MPSC pede internação de adolescente após ataque com canivete em escola de Chapecó
Promotoria defende internação provisória, mas decisão depende da Vara da Infância e Juventude
• Atualizado
A 3ª Promotoria de Justiça da Comarca de Chapecó se manifestou favoravelmente à internação provisória de um adolescente apreendido após um ataque com arma branca dentro de uma escola no bairro Efapi, em Chapecó, na manhã desta sexta-feira (22). O pedido ainda depende de decisão da Vara da Infância e Juventude.
O caso aconteceu por volta das 9h20 na EEB Tancredo Neves, quando um estudante de 15 anos foi atingido na região do abdômen durante uma briga com outro adolescente de 16 anos dentro da unidade de ensino. A vítima ficou gravemente ferida e foi socorrida em estado crítico.

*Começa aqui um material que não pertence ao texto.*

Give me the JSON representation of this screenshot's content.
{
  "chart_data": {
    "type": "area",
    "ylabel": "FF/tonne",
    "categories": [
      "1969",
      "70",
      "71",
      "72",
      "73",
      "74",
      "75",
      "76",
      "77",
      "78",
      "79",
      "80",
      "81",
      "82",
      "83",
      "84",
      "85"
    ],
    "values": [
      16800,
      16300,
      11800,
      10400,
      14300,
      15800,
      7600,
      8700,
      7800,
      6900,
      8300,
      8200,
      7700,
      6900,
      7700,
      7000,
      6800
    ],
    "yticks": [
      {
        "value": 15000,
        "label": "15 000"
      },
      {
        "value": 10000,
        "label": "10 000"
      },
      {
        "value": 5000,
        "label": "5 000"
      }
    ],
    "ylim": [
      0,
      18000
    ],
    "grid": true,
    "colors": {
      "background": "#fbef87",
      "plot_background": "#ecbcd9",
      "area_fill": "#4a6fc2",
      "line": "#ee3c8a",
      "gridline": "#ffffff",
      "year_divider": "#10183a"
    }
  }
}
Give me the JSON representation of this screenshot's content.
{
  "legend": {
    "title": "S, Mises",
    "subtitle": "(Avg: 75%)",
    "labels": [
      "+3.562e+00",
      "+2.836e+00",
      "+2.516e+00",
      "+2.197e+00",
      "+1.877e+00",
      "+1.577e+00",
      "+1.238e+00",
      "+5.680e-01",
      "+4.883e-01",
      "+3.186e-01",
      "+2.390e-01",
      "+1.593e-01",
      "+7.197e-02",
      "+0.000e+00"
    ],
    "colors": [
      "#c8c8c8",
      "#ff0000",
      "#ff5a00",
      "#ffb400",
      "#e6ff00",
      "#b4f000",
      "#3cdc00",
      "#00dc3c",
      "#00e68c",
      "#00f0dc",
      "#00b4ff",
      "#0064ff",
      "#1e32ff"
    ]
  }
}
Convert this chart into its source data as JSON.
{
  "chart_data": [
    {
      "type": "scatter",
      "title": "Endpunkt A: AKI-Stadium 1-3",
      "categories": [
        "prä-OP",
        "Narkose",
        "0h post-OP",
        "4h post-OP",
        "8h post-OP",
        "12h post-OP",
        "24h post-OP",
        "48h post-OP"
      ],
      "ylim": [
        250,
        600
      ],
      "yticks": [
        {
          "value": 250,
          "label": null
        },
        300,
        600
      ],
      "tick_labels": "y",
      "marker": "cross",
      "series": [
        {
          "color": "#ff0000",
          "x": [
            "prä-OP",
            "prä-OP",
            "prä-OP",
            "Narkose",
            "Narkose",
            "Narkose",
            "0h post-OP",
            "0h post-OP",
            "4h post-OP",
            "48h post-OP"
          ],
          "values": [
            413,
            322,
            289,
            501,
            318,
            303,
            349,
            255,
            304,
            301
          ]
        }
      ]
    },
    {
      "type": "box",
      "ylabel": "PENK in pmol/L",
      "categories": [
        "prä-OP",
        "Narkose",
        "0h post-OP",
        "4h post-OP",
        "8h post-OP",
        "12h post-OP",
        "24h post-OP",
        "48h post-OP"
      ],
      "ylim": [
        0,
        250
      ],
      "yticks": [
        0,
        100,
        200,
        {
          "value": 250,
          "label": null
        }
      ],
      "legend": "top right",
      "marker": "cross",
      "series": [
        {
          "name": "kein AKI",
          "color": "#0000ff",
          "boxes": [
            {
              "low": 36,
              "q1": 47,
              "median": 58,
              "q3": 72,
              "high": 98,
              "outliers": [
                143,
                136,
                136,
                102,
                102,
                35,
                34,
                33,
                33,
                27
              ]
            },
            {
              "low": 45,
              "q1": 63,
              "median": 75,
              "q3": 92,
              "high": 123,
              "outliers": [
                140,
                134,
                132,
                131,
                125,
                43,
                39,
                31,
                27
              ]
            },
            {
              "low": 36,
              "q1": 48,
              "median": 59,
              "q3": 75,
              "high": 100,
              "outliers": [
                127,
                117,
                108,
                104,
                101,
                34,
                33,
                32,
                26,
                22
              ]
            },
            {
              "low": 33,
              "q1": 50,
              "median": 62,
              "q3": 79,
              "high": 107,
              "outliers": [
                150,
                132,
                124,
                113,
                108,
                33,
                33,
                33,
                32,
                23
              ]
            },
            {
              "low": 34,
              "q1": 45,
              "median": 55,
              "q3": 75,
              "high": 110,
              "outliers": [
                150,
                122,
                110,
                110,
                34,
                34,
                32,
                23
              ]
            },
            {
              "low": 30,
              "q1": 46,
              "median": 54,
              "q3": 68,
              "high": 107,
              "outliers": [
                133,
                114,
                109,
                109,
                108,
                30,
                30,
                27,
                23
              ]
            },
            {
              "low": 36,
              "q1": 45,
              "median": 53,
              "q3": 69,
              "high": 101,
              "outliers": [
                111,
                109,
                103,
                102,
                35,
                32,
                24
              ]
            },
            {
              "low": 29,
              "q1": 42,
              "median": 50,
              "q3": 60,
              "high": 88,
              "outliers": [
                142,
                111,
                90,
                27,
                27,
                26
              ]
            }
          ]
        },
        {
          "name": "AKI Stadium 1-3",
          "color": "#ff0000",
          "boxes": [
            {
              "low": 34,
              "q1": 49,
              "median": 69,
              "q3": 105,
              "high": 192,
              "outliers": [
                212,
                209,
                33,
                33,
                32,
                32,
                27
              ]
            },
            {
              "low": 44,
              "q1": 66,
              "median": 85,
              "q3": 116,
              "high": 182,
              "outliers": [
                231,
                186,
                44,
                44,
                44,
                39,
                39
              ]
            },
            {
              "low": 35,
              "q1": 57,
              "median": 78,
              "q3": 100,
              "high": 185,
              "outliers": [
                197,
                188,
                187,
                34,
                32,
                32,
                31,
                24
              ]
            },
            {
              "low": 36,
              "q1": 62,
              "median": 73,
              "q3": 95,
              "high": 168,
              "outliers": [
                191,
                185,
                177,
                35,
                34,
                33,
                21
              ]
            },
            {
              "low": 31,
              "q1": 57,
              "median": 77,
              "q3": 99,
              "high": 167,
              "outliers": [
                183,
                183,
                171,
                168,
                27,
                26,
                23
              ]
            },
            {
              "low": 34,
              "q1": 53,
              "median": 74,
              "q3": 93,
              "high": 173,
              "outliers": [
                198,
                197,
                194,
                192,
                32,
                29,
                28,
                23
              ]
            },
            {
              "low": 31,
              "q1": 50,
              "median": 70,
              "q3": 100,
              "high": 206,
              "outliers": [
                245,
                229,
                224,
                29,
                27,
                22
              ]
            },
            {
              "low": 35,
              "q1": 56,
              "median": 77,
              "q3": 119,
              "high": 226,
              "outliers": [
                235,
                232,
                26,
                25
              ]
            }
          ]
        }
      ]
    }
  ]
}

Segundo o Serviço Aeropolicial de Fronteira (Saer/Fron) e o SAMU Aeromédico, o adolescente ferido teve um corte grave no abdômen, com possível comprometimento de órgãos internos e também da região do tórax. Durante o atendimento, ele sofreu uma parada cardiorrespiratória ainda na escola, mas foi reanimado pelas equipes de socorro. Em seguida, foi encaminhado ao Hospital Regional do Oeste, onde passou por cirurgia de emergência.
De acordo com a Polícia Civil de Santa Catarina, o adolescente de 16 anos foi apreendido. A investigação aponta que o caso teria sido motivado por uma desavença entre os dois estudantes e trata-se de uma situação isolada dentro da escola.
O canivete usado no ataque também foi apreendido. A Polícia Civil já ouviu testemunhas, funcionários da escola e o adolescente investigado.
O Ministério Público se manifestou a favor da internação provisória por até 45 dias, caso a medida seja autorizada pela Justiça. Segundo a Promotoria, o pedido leva em conta a gravidade do ato, o uso de arma branca dentro de uma escola, o risco à ordem pública e a necessidade de preservar a investigação.
A Promotoria também destacou que a medida pode ajudar a garantir o andamento do processo, evitando possível intimidação de testemunhas e da vítima, além de reduzir o risco de fuga. O órgão ressaltou ainda a importância da análise de provas como imagens de câmeras de segurança, celular apreendido e laudos periciais.